In March of 2012, my dear mom was diagnosed with a rare from of dementia, called "Semantic Dementia". It differs from Alzheimer's and affects the frontotemporal lobes of the brain. (To read my full story on her diagnosis, click on the beginning). When she was first diagnosed with this illness, I had no idea what it meant. I had never known anyone else with this disease and I had many questions that I sought answers for. I began my search for answers on the internet. To my dismay, there was not a lot of information on this particular form of dementia. Every link led me to the same 2 or 3 websites. I tried searching for a support group in my area for people with frontotemporal lobe dementia, but my search came up empty. I discovered that this form of dementia is too uncommon to find a support group (this specific) closeby.

I eventually stumbled onto a support group for caregivers of dementia (all forms of dementia, not just semantic) which is held right down the street from my house. Although all my questions weren't answered about her exact disease, it became a good resource for me in preparing for the future with my mom. Through this group, in a round-about way, I was led to a book and an online support group for caregivers of frontotemporal dementia. I can't even begin to tell you how much these resources have helped me.
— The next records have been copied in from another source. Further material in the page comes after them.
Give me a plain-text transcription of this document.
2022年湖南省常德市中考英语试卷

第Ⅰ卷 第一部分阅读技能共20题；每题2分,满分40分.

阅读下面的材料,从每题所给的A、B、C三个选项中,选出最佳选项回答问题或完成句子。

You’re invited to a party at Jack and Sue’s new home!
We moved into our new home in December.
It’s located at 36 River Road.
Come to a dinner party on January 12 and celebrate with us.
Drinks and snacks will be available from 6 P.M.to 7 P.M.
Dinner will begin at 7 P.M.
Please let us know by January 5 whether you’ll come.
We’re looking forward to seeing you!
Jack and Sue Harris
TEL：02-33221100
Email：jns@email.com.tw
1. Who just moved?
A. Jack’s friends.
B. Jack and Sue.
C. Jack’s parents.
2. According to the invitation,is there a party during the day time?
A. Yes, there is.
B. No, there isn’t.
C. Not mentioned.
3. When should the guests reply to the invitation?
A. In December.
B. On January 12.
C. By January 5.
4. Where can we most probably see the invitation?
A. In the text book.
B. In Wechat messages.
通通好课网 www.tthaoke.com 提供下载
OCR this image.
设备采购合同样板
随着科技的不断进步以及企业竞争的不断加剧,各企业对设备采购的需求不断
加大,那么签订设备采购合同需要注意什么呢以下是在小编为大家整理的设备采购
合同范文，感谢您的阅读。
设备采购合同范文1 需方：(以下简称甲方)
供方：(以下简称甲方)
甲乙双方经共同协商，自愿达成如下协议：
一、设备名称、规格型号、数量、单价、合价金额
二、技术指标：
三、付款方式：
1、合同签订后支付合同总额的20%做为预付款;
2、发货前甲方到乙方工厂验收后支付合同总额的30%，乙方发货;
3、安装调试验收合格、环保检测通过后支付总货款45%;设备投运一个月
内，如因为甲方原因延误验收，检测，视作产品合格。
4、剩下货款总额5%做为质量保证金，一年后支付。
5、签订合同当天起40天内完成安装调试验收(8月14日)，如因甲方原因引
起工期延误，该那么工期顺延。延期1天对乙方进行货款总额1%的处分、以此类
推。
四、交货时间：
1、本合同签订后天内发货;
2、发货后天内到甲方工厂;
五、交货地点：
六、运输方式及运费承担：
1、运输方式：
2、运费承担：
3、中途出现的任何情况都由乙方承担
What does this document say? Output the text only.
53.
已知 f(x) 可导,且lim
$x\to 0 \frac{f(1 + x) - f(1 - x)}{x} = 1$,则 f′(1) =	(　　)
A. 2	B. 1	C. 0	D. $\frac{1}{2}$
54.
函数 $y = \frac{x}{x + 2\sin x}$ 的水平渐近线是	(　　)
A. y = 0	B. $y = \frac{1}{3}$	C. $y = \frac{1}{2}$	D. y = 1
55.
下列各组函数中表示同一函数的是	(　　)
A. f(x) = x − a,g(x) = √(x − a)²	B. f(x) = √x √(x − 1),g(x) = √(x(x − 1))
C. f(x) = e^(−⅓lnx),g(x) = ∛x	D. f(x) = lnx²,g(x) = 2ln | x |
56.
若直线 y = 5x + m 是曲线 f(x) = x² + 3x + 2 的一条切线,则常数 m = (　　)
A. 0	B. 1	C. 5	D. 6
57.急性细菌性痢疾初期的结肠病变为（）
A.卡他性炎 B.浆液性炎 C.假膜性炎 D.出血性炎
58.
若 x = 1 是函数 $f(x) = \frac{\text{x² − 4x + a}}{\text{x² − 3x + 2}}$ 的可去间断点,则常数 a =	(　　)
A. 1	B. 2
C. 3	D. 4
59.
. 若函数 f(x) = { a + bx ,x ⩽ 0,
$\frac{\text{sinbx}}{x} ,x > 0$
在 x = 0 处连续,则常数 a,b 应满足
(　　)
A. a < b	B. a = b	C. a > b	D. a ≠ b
It is difficult to read about what is to come and hear the heartbreaking stories from others, but it has helped me to prepare (emotionally, physically, etc) for what is to come with my mom.

I began this blog, shortly after my mom's diagnosis, as a means of therapy to express how I was feeling and what we were experiencing. Eventually, I opened it up to close friends and family members. Initially, I felt like there was something I needed to do to help this situation I found myself in. Between the frustration with my lack of resources (to learn about her disease and communicate with others experiencing the same thing) and the sense of helplessness to change her outcome, I began pondering what more I could do to be proactive in my mom's care. With the feelings of despair and negativity that I was left with, I felt the need to find something positive that I could make of this. And so my "blog vision" began. To read more about how that vision began, click here.

My mission with this blog is simple. I want to help others. I want to help raise awareness about dementia, particularly the forms that are lesser known (particularly frontotemporal lobe dementia). I want to help people to understand and gain empathy for those who suffer from this illness, and not only the sufferers but for the caregivers of these people as well. I want to provide resources and direction for people who find themselves in a similar situation. I hope to provide these things by sharing our stories with you. This blog will give you a close look at the behaviors and hardships of dealing with the disease. You may cry. At times, you may laugh (believe it or not). Through it all, I hope that you can learn and become a better person for having read it.